Dear Friends,
I want to say how excited I am that our congregation is on the cusp of installing solar panels on our church property.
For sixteen years I served a congregation that had the distinction of being the first certified “green business” in Santa Clara County, and the first congregation in the Presbyterian Church (USA) to be recognized officially as a green business. Compared to company that fabricates silicon wafers, for example, it’s easy for a Church to be a green business, but still it was a lot of work. We modified our water usage, we changed out our light fixtures for more efficient models, we got rid of our more toxic cleaning supplies, but for us solar panels were just a dream.
We were ideally located for panels and we had a lot of property that could have been used as a solar farm. We even had a south-facing roof with a perfect slope, but for some reason the nexus of financing and willpower never came together for us.

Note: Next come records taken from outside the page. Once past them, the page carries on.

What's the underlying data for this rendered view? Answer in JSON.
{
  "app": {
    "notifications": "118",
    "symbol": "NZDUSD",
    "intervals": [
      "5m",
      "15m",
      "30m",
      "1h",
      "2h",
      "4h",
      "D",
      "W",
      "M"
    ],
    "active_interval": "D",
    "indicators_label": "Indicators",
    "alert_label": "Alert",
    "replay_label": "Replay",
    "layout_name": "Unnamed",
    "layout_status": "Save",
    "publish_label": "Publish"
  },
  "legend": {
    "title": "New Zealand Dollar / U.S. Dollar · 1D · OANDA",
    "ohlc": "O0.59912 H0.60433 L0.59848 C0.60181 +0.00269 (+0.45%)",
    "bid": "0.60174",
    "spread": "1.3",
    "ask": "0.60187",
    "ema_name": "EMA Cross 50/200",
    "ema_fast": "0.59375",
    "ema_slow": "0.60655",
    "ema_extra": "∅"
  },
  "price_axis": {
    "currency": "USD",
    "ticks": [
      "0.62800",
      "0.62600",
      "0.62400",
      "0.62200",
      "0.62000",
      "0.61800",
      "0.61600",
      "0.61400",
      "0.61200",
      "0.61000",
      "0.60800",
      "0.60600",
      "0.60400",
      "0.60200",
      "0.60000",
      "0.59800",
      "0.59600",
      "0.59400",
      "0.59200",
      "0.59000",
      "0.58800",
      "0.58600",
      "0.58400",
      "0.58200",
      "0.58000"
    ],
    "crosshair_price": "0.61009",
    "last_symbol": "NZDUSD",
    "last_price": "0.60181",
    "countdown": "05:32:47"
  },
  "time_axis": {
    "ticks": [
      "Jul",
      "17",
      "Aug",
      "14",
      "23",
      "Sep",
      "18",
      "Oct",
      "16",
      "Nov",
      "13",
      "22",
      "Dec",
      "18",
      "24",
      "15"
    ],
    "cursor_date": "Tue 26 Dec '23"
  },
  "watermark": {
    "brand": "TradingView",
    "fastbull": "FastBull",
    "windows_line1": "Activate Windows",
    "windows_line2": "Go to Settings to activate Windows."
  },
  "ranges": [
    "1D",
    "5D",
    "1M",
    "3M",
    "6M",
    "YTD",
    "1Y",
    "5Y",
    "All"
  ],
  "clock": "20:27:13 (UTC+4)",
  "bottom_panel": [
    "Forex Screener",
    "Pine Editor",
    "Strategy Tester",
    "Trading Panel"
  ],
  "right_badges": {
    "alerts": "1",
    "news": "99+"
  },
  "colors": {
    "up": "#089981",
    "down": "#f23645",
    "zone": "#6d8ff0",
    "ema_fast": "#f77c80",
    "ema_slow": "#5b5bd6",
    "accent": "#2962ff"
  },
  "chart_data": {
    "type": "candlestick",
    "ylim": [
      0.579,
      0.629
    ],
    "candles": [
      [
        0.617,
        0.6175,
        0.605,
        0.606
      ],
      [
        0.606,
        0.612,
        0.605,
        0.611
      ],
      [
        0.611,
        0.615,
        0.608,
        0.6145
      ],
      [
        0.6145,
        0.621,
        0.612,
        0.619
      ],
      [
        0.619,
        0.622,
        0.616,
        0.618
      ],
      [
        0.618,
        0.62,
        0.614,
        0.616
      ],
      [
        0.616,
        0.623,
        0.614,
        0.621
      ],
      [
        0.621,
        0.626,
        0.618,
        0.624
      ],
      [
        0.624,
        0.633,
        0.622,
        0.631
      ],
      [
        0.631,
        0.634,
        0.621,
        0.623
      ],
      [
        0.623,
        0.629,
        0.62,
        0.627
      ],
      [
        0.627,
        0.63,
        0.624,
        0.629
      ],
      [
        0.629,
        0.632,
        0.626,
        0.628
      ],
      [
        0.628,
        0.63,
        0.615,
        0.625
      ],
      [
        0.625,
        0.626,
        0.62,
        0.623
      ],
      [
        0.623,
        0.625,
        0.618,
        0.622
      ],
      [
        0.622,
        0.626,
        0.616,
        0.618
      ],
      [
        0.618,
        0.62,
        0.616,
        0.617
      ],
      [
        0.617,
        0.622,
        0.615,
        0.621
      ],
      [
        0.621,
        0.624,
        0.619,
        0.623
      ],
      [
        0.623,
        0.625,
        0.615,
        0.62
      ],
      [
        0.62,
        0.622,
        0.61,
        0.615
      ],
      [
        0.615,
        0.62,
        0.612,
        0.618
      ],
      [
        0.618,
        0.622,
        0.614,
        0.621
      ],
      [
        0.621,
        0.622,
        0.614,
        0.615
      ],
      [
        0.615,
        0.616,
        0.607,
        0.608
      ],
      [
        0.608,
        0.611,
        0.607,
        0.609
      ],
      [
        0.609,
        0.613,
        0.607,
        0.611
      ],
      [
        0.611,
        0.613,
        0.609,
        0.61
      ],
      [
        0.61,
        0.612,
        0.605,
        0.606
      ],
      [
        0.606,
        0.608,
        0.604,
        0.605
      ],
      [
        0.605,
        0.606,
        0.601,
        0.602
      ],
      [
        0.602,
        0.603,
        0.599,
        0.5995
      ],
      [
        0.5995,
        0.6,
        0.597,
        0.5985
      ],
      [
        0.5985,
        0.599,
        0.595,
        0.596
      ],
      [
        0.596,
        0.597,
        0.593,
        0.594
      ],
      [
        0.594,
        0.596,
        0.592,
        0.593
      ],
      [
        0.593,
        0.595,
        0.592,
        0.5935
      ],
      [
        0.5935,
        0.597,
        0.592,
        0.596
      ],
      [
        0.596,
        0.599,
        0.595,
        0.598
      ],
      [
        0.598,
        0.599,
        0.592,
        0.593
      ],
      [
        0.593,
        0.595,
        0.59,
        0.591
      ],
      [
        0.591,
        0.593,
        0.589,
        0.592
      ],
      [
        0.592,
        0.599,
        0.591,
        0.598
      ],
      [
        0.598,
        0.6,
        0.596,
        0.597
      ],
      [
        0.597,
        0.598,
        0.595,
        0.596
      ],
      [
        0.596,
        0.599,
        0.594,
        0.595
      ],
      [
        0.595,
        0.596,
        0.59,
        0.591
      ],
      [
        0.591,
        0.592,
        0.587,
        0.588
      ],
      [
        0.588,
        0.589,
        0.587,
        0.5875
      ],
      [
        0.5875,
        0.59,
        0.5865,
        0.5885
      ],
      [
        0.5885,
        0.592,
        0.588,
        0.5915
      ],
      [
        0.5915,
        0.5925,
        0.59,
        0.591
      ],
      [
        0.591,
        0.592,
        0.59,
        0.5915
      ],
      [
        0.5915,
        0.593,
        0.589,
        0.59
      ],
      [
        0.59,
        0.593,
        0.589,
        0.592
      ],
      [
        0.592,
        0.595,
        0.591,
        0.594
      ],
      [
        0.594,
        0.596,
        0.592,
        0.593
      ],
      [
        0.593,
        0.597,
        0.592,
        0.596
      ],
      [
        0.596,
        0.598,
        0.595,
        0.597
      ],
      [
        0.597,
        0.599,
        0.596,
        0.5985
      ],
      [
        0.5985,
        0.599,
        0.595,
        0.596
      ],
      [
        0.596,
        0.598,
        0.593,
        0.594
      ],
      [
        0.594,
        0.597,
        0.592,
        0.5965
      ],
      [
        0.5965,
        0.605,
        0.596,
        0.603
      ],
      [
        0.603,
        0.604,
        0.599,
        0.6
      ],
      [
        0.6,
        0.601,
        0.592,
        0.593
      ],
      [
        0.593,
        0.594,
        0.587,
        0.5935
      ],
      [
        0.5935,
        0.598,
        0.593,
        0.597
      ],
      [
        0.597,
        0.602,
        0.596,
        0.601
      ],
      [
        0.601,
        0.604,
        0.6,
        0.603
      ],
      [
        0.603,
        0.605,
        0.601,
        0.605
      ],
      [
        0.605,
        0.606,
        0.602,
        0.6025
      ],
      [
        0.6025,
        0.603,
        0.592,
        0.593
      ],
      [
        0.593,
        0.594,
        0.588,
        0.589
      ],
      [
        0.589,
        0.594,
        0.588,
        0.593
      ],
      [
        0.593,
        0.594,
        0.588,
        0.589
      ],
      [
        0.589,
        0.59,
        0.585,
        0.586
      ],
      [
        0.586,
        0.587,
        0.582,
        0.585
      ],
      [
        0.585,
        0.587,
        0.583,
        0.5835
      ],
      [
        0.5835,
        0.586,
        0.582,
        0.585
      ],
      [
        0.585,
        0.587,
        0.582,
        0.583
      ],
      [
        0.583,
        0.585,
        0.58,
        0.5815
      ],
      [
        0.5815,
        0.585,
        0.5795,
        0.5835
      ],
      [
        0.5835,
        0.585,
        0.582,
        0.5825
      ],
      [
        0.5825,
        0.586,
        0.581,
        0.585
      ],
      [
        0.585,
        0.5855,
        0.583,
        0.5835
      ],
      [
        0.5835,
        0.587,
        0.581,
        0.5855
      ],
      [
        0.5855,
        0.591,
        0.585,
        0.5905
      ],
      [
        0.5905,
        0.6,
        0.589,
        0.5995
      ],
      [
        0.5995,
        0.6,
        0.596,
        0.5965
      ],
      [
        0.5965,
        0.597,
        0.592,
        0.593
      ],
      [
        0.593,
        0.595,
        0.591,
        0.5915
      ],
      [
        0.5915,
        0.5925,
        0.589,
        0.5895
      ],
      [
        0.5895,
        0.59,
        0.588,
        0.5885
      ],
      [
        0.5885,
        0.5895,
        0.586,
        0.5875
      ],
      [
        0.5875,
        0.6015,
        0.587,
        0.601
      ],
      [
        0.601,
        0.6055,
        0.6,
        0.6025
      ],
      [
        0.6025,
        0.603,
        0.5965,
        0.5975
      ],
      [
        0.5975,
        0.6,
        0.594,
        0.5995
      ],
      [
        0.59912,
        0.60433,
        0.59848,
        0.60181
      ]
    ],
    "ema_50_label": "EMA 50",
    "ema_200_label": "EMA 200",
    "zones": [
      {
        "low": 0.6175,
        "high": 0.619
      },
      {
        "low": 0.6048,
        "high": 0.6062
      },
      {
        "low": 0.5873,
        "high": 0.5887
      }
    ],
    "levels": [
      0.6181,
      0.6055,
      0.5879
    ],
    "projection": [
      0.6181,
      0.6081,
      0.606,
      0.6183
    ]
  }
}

And now here I am in Oakland, and you are making this dream come true, for me anyway.
Solar panels are good for the earth because they generate power without burning fossil fuels, but on a church they also make an important spiritual statement: we, as people of faith, are doing what we can to live gently on the earth God has given us as a home. We are honoring the creator by refusing to soil the creation.
I really hope our solar panels will be visible from the road, for just as our steeple informs the community a congregation worships at our church, so solar panels would bear witness to the earth-honoring values that guide our spiritual life. I don’t know if solar panels will cause people to flock through our doors on Sunday Morning, but I do know that when people of faith use tangible actions to pledge fidelity to the things of God, important works begins.
Thank you for being the kind of congregation that wants to go solar!